En efecto; el mayor es Lucio y el pequeño Cayo – dijo orgulloso nuestro padre, más canijo que nosotros dos y, en su fuero interno, molesto de que no hubiésemos tomado el camino de las legiones como era la costumbre familiar –

Salve, pretor; tus hazañas son conocidas y admiradas en toda la República – le dijo mi hermano con solemnidad –

Salve, queridos Lucio y Cayo Antonio; si sólo sacáis una pequeña porción del valor y el coraje de vuestro padre, seréis también unos héroes como él. Podéis sentiros orgullosos de él, pues nunca dio un paso atrás; por muy feo que pintase siempre podía confiar en que el firme escudo de Cayo Antonio guardaba mi flanco.
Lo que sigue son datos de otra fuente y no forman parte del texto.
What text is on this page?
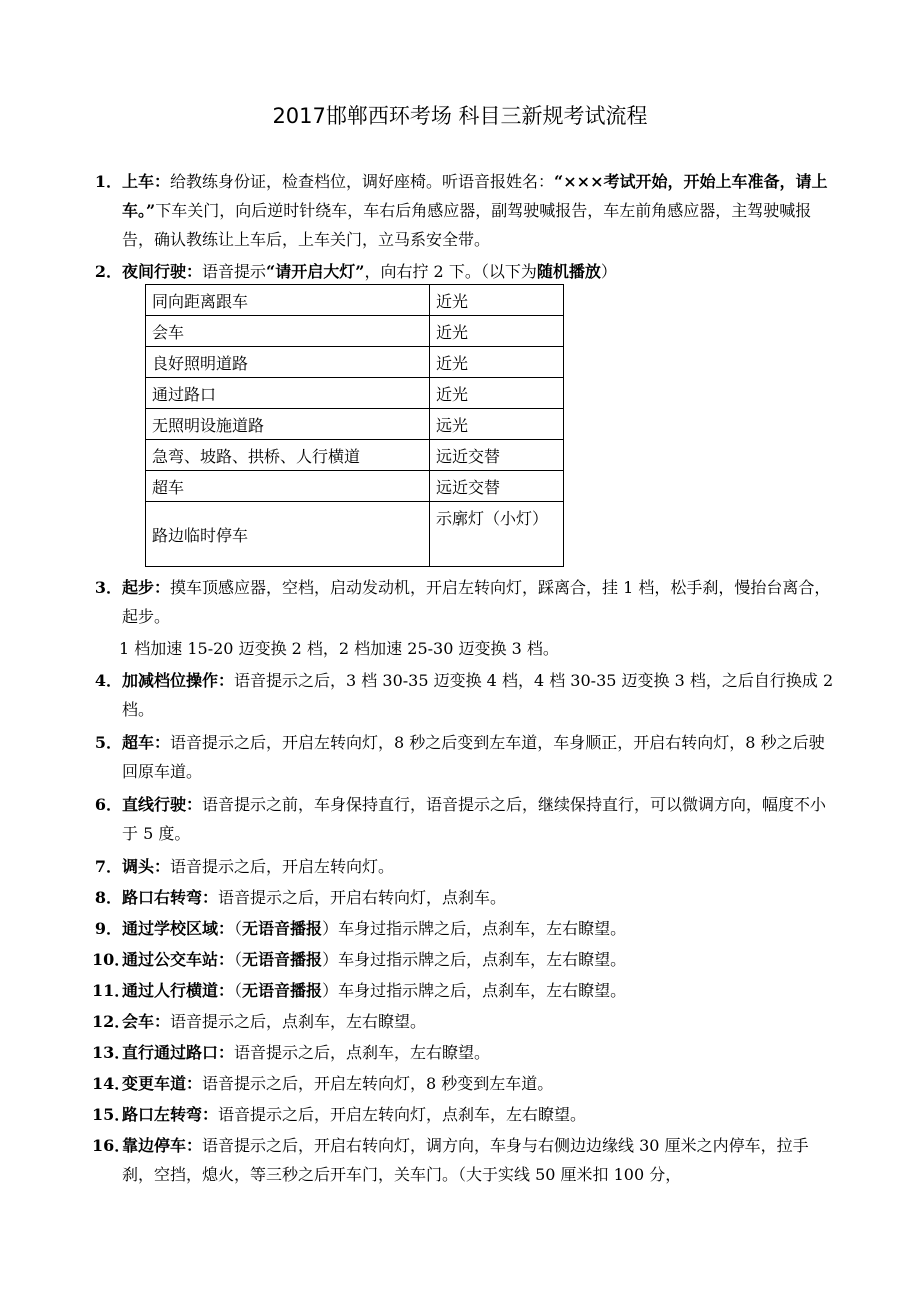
2017邯郸西环考场 科目三新规考试流程
1． 上车：给教练身份证，检查档位，调好座椅。听语音报姓名：“×××考试开始，开始上车准备，请上车。”下车关门，向后逆时针绕车，车右后角感应器，副驾驶喊报告，车左前角感应器，主驾驶喊报告，确认教练让上车后，上车关门，立马系安全带。
2． 夜间行驶：语音提示“请开启大灯”，向右拧 2 下。（以下为随机播放）
同向距离跟车	近光
会车	近光
良好照明道路	近光
通过路口	近光
无照明设施道路	远光
急弯、坡路、拱桥、人行横道	远近交替
超车	远近交替
路边临时停车	示廓灯（小灯）
3． 起步：摸车顶感应器，空档，启动发动机，开启左转向灯，踩离合，挂 1 档，松手刹，慢抬台离合，起步。
1 档加速 15-20 迈变换 2 档，2 档加速 25-30 迈变换 3 档。
4． 加减档位操作：语音提示之后，3 档 30-35 迈变换 4 档，4 档 30-35 迈变换 3 档，之后自行换成 2 档。
5． 超车：语音提示之后，开启左转向灯，8 秒之后变到左车道，车身顺正，开启右转向灯，8 秒之后驶回原车道。
6． 直线行驶：语音提示之前，车身保持直行，语音提示之后，继续保持直行，可以微调方向，幅度不小于 5 度。
7． 调头：语音提示之后，开启左转向灯。
8． 路口右转弯：语音提示之后，开启右转向灯，点刹车。
9． 通过学校区域：（无语音播报）车身过指示牌之后，点刹车，左右瞭望。
10．
通过公交车站：（无语音播报）车身过指示牌之后，点刹车，左右瞭望。
11．
通过人行横道：（无语音播报）车身过指示牌之后，点刹车，左右瞭望。
12．
会车：语音提示之后，点刹车，左右瞭望。
13．
直行通过路口：语音提示之后，点刹车，左右瞭望。
14．
变更车道：语音提示之后，开启左转向灯，8 秒变到左车道。
15．
路口左转弯：语音提示之后，开启左转向灯，点刹车，左右瞭望。
16．
靠边停车：语音提示之后，开启右转向灯，调方向，车身与右侧边边缘线 30 厘米之内停车，拉手刹，空挡，熄火，等三秒之后开车门，关车门。（大于实线 50 厘米扣 100 分，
Aquellos fueron momentos muy complicados en la Galia, pero gracias a la protección de Marte aquí estamos los dos para poder contarlos – le contestó a mi hermano, dándole un abrazo de confraternidad a mi padre –

Hijos, lamento ser tan brusco pero el consejo ha de reunirse con el procónsul para debatir algo trascendental. Ya le habéis escuchado. Cuando su mensaje llegue a las largas orejas de Sila empezarán las represalias y tendremos que estar preparados para afrontar lo que pueda pasar. Nos vemos luego en casa.